Monitoring Changes in Breath Rate Can Prevent Terror

This post is also available in: heעברית (Hebrew)

Olga Grosman-Ezrahi

Will crime be abolished in 20 years? Is there a way we can know in advance about the next murder or crime? In recent years great resources were directed to huge projects in the US dealing with just these issues. Dr. Nimrod Kozlovski, a partner in the JVP venture capital fund, explained technologies to predict crime during the Video Analytics conference, organized by I-HLS at the Israeli air force center in Herzliya.

After the US realized that perhaps the solution for crime and terror lies in predicting technologies, countless resources were directed towards research of this field. The massive American project called Precrime completely changed the way we understand the world of crime, seeing as how in the past 2,000 years, punishment for criminals was given after the crime was committed. Today, however, may people fail to believe the efficiency of law enforcement due to many failures to enforce tax offenses, internet crimes, etc.

This situation enabled in recent years several fascinating breakthroughs in the field of crime prevention using prediction. So, for example, credit card offenses were prevented, using a search engine that checks the client’s history of transactions up to a certain point and analyzes whether the purchase right there and then is normal. The system checks, among other things, which computer and mail address the client was using before, whether it fits their monthly expenses and so on. If it recognizes anything out of the ordinary it alerts the bank, and the credit card owner will receive a phone call to ensure that it was indeed their transaction. This way, by gathering information, creating profiles and crime patterns and basically predicting the nature of the deal, the system manages to prevent the crime before it takes place.

Another fascinating system meant to prevent crime is called FAST (Future Attribute Screening Technology). The system builds an integrative picture based on continuous video footage and sensors documenting human behavior from afar. It can detect physiological and behavioral indicators in humans that usually suggest a suspicious behavior and can alert a possible malicious intention to commit a crime or an act of terror. These parameters include dry lips, sweat, rapid breathing patterns, change in voice tempo or eye movement and more. The indicators, examined using external sensors, are compared to normal behavioral patterns of the average, calm person and point out suspicious individuals, to whom security services can be directed in just moments.

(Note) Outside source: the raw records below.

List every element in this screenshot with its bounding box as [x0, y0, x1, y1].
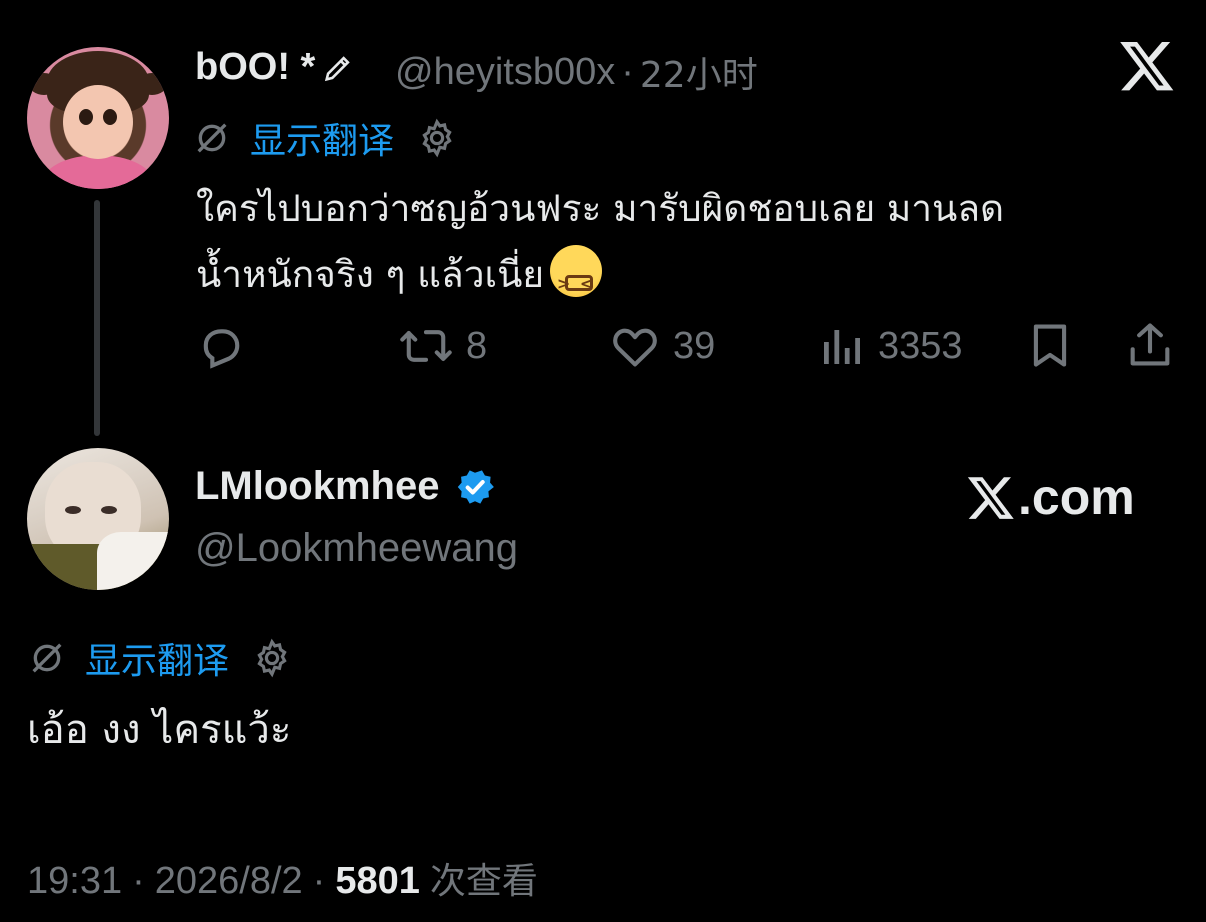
tweet-date[interactable]: 2026/8/2 [155, 860, 303, 903]
parent-author-handle[interactable]: @heyitsb00x [395, 51, 615, 94]
parent-author-avatar[interactable] [27, 47, 169, 189]
pencil-icon [321, 51, 355, 85]
parent-tweet-time[interactable]: 22小时 [640, 46, 758, 98]
parent-author-handle-group: @heyitsb00x · 22小时 [395, 46, 758, 98]
avatar-face-part [63, 85, 133, 159]
share-icon [1124, 318, 1176, 372]
views-bar-chart-icon [818, 320, 866, 372]
main-tweet-text: เอ้อ งง ไครแว้ะ [27, 707, 292, 753]
avatar-eye-part [79, 109, 93, 125]
thread-connector-line [94, 200, 100, 436]
parent-author-name[interactable]: bOO! * [195, 46, 315, 89]
separator-dot: · [132, 860, 145, 902]
avatar-shirt-part [41, 155, 155, 189]
x-logo-icon [966, 472, 1016, 522]
no-translate-icon [192, 118, 232, 158]
parent-translate-row: 显示翻译 [192, 112, 458, 164]
views-count: 3353 [878, 324, 963, 367]
show-translation-link[interactable]: 显示翻译 [85, 632, 229, 684]
like-count: 39 [673, 324, 716, 367]
separator-dot: · [312, 860, 326, 902]
show-translation-link[interactable]: 显示翻译 [250, 112, 394, 164]
avatar-eye-part [103, 109, 117, 125]
separator-dot: · [621, 50, 634, 93]
retweet-icon [398, 320, 454, 372]
heart-icon [609, 320, 661, 372]
main-translate-row: 显示翻译 [27, 632, 293, 684]
gear-icon[interactable] [251, 637, 293, 679]
x-logo-icon[interactable] [1118, 36, 1182, 100]
parent-tweet-text-line: ใครไปบอกว่าซญอ้วนฟระ มารับผิดชอบเลย มานล… [196, 187, 1005, 230]
no-translate-icon [27, 638, 67, 678]
tweet-view-label: 次查看 [429, 861, 538, 902]
verified-badge-icon [453, 465, 497, 509]
x-com-watermark-text: .com [1018, 469, 1135, 525]
avatar-eye-part [65, 506, 81, 514]
parent-tweet-text-line-content: น้ำหนักจริง ๆ แล้วเนี่ย [196, 253, 545, 296]
retweet-button[interactable]: 8 [398, 320, 487, 372]
tweet-time[interactable]: 19:31 [27, 860, 122, 903]
tired-face-emoji [550, 245, 603, 317]
reply-button[interactable] [195, 320, 247, 372]
tweet-view-count[interactable]: 5801 [335, 860, 420, 903]
share-button[interactable] [1124, 318, 1176, 372]
parent-tweet-text: ใครไปบอกว่าซญอ้วนฟระ มารับผิดชอบเลย มานล… [196, 176, 1186, 317]
parent-author-name-group[interactable]: bOO! * [195, 46, 355, 89]
avatar-eye-part [101, 506, 117, 514]
gear-icon[interactable] [416, 117, 458, 159]
main-author-avatar[interactable] [27, 448, 169, 590]
bookmark-button[interactable] [1024, 318, 1076, 372]
main-author-name[interactable]: LMlookmhee [195, 464, 439, 509]
reply-icon [195, 320, 247, 372]
like-button[interactable]: 39 [609, 320, 715, 372]
main-author-handle[interactable]: @Lookmheewang [195, 526, 518, 571]
tweet-meta-row: 19:31 · 2026/8/2 · 5801 次查看 [27, 852, 538, 904]
x-com-watermark: .com [966, 468, 1135, 526]
bookmark-icon [1024, 318, 1076, 372]
avatar-cloth-part [97, 532, 169, 590]
parent-tweet-text-line: น้ำหนักจริง ๆ แล้วเนี่ย [196, 242, 1186, 317]
views-button[interactable]: 3353 [818, 320, 963, 372]
main-author-name-group[interactable]: LMlookmhee [195, 464, 497, 509]
retweet-count: 8 [466, 324, 488, 367]
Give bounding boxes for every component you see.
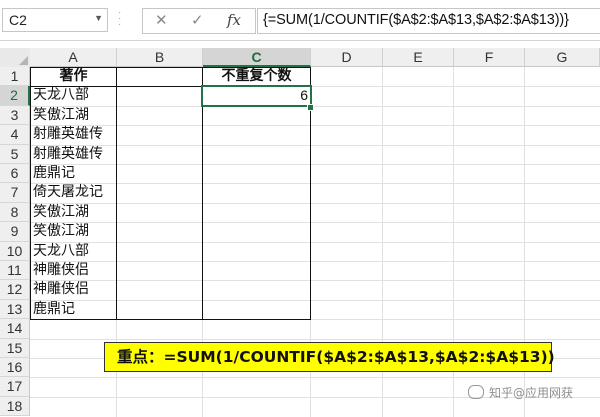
cell-a9[interactable]: 笑傲江湖 bbox=[33, 222, 117, 241]
column-header-f[interactable]: F bbox=[454, 48, 525, 67]
row-header-4[interactable]: 4 bbox=[0, 125, 30, 145]
cancel-icon[interactable]: ✕ bbox=[155, 11, 168, 29]
row-header-3[interactable]: 3 bbox=[0, 105, 30, 126]
column-header-g[interactable]: G bbox=[525, 48, 600, 67]
row-header-12[interactable]: 12 bbox=[0, 280, 30, 300]
name-box[interactable]: C2 ▼ bbox=[2, 8, 108, 32]
chat-bubble-icon bbox=[468, 385, 484, 399]
name-box-value: C2 bbox=[9, 12, 27, 28]
gridline bbox=[30, 338, 600, 340]
cell-c1[interactable]: 不重复个数 bbox=[202, 67, 311, 86]
row-header-11[interactable]: 11 bbox=[0, 261, 30, 281]
row-header-13[interactable]: 13 bbox=[0, 299, 30, 320]
cell-a7[interactable]: 倚天屠龙记 bbox=[33, 183, 117, 202]
cell-a3[interactable]: 笑傲江湖 bbox=[33, 106, 117, 125]
formula-input[interactable]: {=SUM(1/COUNTIF($A$2:$A$13,$A$2:$A$13))} bbox=[257, 8, 600, 34]
gridline bbox=[30, 377, 600, 379]
formula-text: {=SUM(1/COUNTIF($A$2:$A$13,$A$2:$A$13))} bbox=[263, 12, 569, 28]
formula-buttons: ✕ ✓ fx bbox=[142, 8, 256, 34]
row-header-15[interactable]: 15 bbox=[0, 338, 30, 358]
cell-a2[interactable]: 天龙八部 bbox=[33, 86, 117, 105]
row-header-14[interactable]: 14 bbox=[0, 319, 30, 339]
column-header-c[interactable]: C bbox=[203, 48, 311, 67]
row-header-6[interactable]: 6 bbox=[0, 164, 30, 184]
drag-handle-icon[interactable]: · · · bbox=[118, 8, 124, 30]
watermark: 知乎@应用网获 bbox=[468, 384, 573, 401]
row-header-5[interactable]: 5 bbox=[0, 144, 30, 164]
column-header-d[interactable]: D bbox=[311, 48, 383, 67]
watermark-text: 知乎@应用网获 bbox=[489, 386, 574, 400]
cell-a12[interactable]: 神雕侠侣 bbox=[33, 280, 117, 299]
row-header-16[interactable]: 16 bbox=[0, 358, 30, 378]
cell-a11[interactable]: 神雕侠侣 bbox=[33, 261, 117, 280]
chevron-down-icon[interactable]: ▼ bbox=[94, 13, 103, 23]
enter-icon[interactable]: ✓ bbox=[191, 11, 204, 29]
select-all-button[interactable] bbox=[0, 48, 31, 68]
row-header-9[interactable]: 9 bbox=[0, 222, 30, 242]
cell-a4[interactable]: 射雕英雄传 bbox=[33, 125, 117, 144]
row-header-17[interactable]: 17 bbox=[0, 377, 30, 397]
row-header-8[interactable]: 8 bbox=[0, 202, 30, 223]
insert-function-icon[interactable]: fx bbox=[227, 11, 241, 29]
select-all-icon bbox=[19, 56, 28, 65]
row-header-10[interactable]: 10 bbox=[0, 241, 30, 261]
cell-c2[interactable]: 6 bbox=[202, 86, 311, 105]
cell-a8[interactable]: 笑傲江湖 bbox=[33, 203, 117, 222]
column-header-e[interactable]: E bbox=[383, 48, 454, 67]
cell-a6[interactable]: 鹿鼎记 bbox=[33, 164, 117, 183]
cell-a1[interactable]: 著作 bbox=[30, 67, 117, 86]
cell-a5[interactable]: 射雕英雄传 bbox=[33, 145, 117, 164]
row-header-1[interactable]: 1 bbox=[0, 67, 30, 87]
gridline bbox=[30, 319, 600, 321]
column-header-b[interactable]: B bbox=[117, 48, 203, 67]
fill-handle[interactable] bbox=[307, 103, 314, 111]
row-header-18[interactable]: 18 bbox=[0, 396, 30, 417]
cell-a13[interactable]: 鹿鼎记 bbox=[33, 300, 117, 319]
column-header-a[interactable]: A bbox=[30, 48, 117, 67]
cell-a10[interactable]: 天龙八部 bbox=[33, 242, 117, 261]
row-header-7[interactable]: 7 bbox=[0, 183, 30, 203]
formula-bar: C2 ▼ · · · ✕ ✓ fx {=SUM(1/COUNTIF($A$2:$A$… bbox=[0, 0, 600, 41]
row-header-2[interactable]: 2 bbox=[0, 86, 30, 106]
formula-callout: 重点：=SUM(1/COUNTIF($A$2:$A$13,$A$2:$A$13)… bbox=[104, 342, 555, 372]
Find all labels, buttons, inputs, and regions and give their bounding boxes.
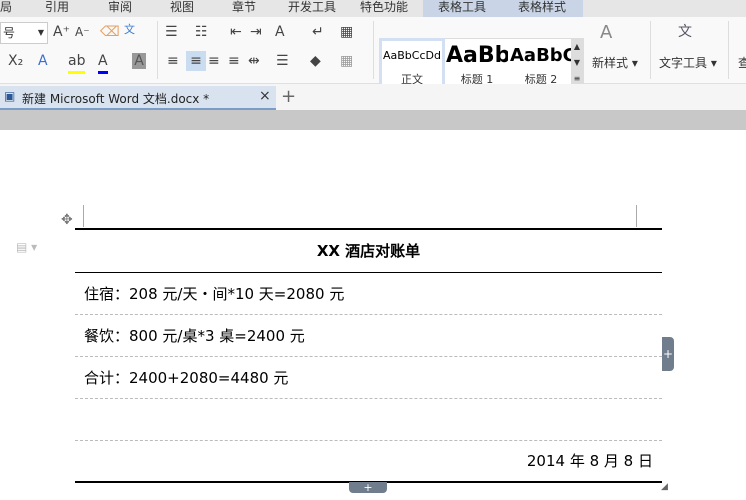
tab-view[interactable]: 视图 [170,0,194,17]
word-doc-icon: ▣ [4,89,16,103]
new-style-button[interactable]: 新样式 ▾ [592,54,638,71]
ribbon: 号 ▼ A⁺ A⁻ ⌫ 文 X₂ A ab A A ☰ ☷ ⇤ ⇥ A ↵ ▦ ≡… [0,17,746,90]
font-size-select[interactable]: 号 ▼ [0,22,48,44]
tab-references[interactable]: 引用 [45,0,69,17]
table-row[interactable]: 住宿：208 元/天・间*10 天=2080 元 [75,271,662,314]
document-tab[interactable]: ▣ 新建 Microsoft Word 文档.docx * × [0,86,276,110]
statement-table: XX 酒店对账单 住宿：208 元/天・间*10 天=2080 元 餐饮：800… [75,228,662,483]
table-row[interactable] [75,397,662,440]
subscript-icon[interactable]: X₂ [8,51,23,71]
menu-bar: 局 引用 审阅 视图 章节 开发工具 特色功能 表格工具 表格样式 [0,0,746,17]
gallery-scroll[interactable]: ▲ ▼ ≡ [571,39,583,89]
numbering-icon[interactable]: ☷ [195,22,208,42]
paragraph-options-icon[interactable]: ▤ ▾ [16,240,37,254]
add-row-button[interactable]: + [349,482,387,493]
tab-layout[interactable]: 局 [0,0,12,17]
tab-table-style[interactable]: 表格样式 [518,0,566,17]
indent-icon[interactable]: ⇥ [250,22,262,42]
justify-icon[interactable]: ≡ [228,51,240,71]
table-date[interactable]: 2014 年 8 月 8 日 [75,439,662,483]
table-move-handle-icon[interactable]: ✥ [61,212,73,228]
tab-developer[interactable]: 开发工具 [288,0,336,17]
char-shading-icon[interactable]: A [132,53,146,69]
font-size-cycle-icon[interactable]: A [275,22,285,42]
tab-review[interactable]: 审阅 [108,0,132,17]
borders-icon[interactable]: ▦ [340,51,353,71]
line-spacing-icon[interactable]: ☰ [276,51,289,71]
highlight-icon[interactable]: ab [68,51,86,74]
table-resize-handle-icon[interactable]: ◢ [661,482,668,492]
text-tools-button[interactable]: 文字工具 ▾ [659,54,717,71]
outdent-icon[interactable]: ⇤ [230,22,242,42]
table-row[interactable]: 餐饮：800 元/桌*3 桌=2400 元 [75,313,662,356]
font-color-icon[interactable]: A [98,51,108,74]
grow-font-icon[interactable]: A⁺ [53,22,70,42]
style-heading-1[interactable]: AaBb 标题 1 [446,41,508,87]
table-title[interactable]: XX 酒店对账单 [75,228,662,272]
text-tools-icon: 文 [678,24,692,40]
font-size-value: 号 [3,26,16,40]
style-normal[interactable]: AaBbCcDd 正文 [379,38,445,90]
paragraph-mark-icon[interactable]: ↵ [312,22,324,42]
distribute-icon[interactable]: ⇹ [248,51,260,71]
new-style-icon: A [600,22,613,43]
style-gallery: AaBbCcDd 正文 AaBb 标题 1 AaBbC 标题 2 ▲ ▼ ≡ [379,38,584,90]
new-tab-button[interactable]: + [281,86,296,107]
bullets-icon[interactable]: ☰ [165,22,178,42]
table-row[interactable]: 合计：2400+2080=4480 元 [75,355,662,398]
table-icon[interactable]: ▦ [340,22,353,42]
clear-format-icon[interactable]: ⌫ [100,22,120,42]
tab-section[interactable]: 章节 [232,0,256,17]
text-effect-icon[interactable]: A [38,51,48,71]
tab-table-tools[interactable]: 表格工具 [438,0,486,17]
align-right-icon[interactable]: ≡ [208,51,220,71]
tab-special[interactable]: 特色功能 [360,0,408,17]
find-button[interactable]: 查 [738,54,746,71]
phonetic-icon[interactable]: 文 [124,20,135,40]
add-column-button[interactable]: + [662,337,674,371]
align-center-icon[interactable]: ≡ [186,51,206,71]
ruler-area [0,110,746,130]
align-left-icon[interactable]: ≡ [167,51,179,71]
shading-icon[interactable]: ◆ [310,51,321,71]
style-heading-2[interactable]: AaBbC 标题 2 [510,41,572,87]
close-tab-icon[interactable]: × [259,88,271,104]
chevron-down-icon: ▼ [37,28,44,37]
document-title: 新建 Microsoft Word 文档.docx * [22,92,210,106]
shrink-font-icon[interactable]: A⁻ [75,22,90,42]
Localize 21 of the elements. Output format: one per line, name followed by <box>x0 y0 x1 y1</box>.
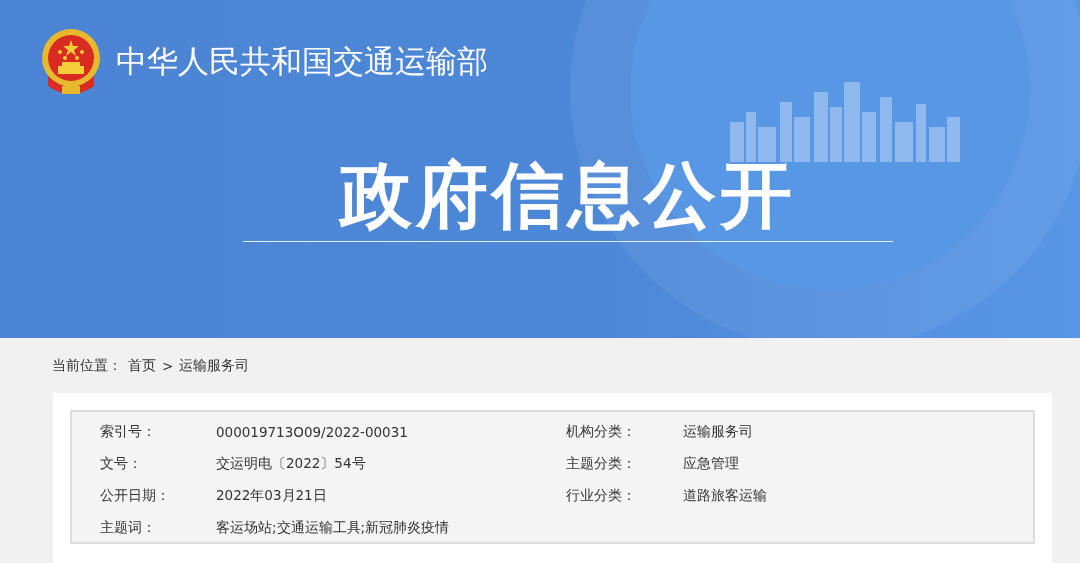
emblem-icon <box>42 29 100 94</box>
breadcrumb-link[interactable]: 首页 <box>128 357 156 375</box>
section-title: 政府信息公开 <box>340 156 796 236</box>
field-value: 2022年03月21日 <box>216 487 328 505</box>
field-label: 索引号： <box>100 423 157 441</box>
field-value: 道路旅客运输 <box>683 487 768 505</box>
breadcrumb-separator: > <box>162 358 174 374</box>
field-label: 公开日期： <box>100 487 171 505</box>
field-value: 交运明电〔2022〕54号 <box>216 455 367 473</box>
field-value: 运输服务司 <box>683 423 754 441</box>
breadcrumb-label: 当前位置： <box>52 357 122 375</box>
field-label: 主题分类： <box>566 455 637 473</box>
field-label: 机构分类： <box>566 423 637 441</box>
field-value: 应急管理 <box>683 455 740 473</box>
ministry-name: 中华人民共和国交通运输部 <box>116 42 488 81</box>
field-value: 000019713O09/2022-00031 <box>216 424 409 440</box>
field-label: 文号： <box>100 455 143 473</box>
field-value: 客运场站;交通运输工具;新冠肺炎疫情 <box>216 519 451 537</box>
field-label: 主题词： <box>100 519 157 537</box>
breadcrumb-link[interactable]: 运输服务司 <box>179 357 250 375</box>
field-label: 行业分类： <box>566 487 637 505</box>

Today some of these inspections are being done by security personnel at the Ben-Gurion Airport, but the goal is to have a computer program do it automatically. The system’s accuracy reaches about 85%, relying on a statistical level, so you can’t say that it is perfect but it’s definitely a start from which the only way to go is up.

The systems owe their success to a number of different factors which were also developed in recent years, such as sensors broadcasting all the data to the process point in real time from a distance. But don’t think that is where the line is drawn, as more ideas for more innovative technologies in crime and terror prediction, such as using MRI images, are already taking form.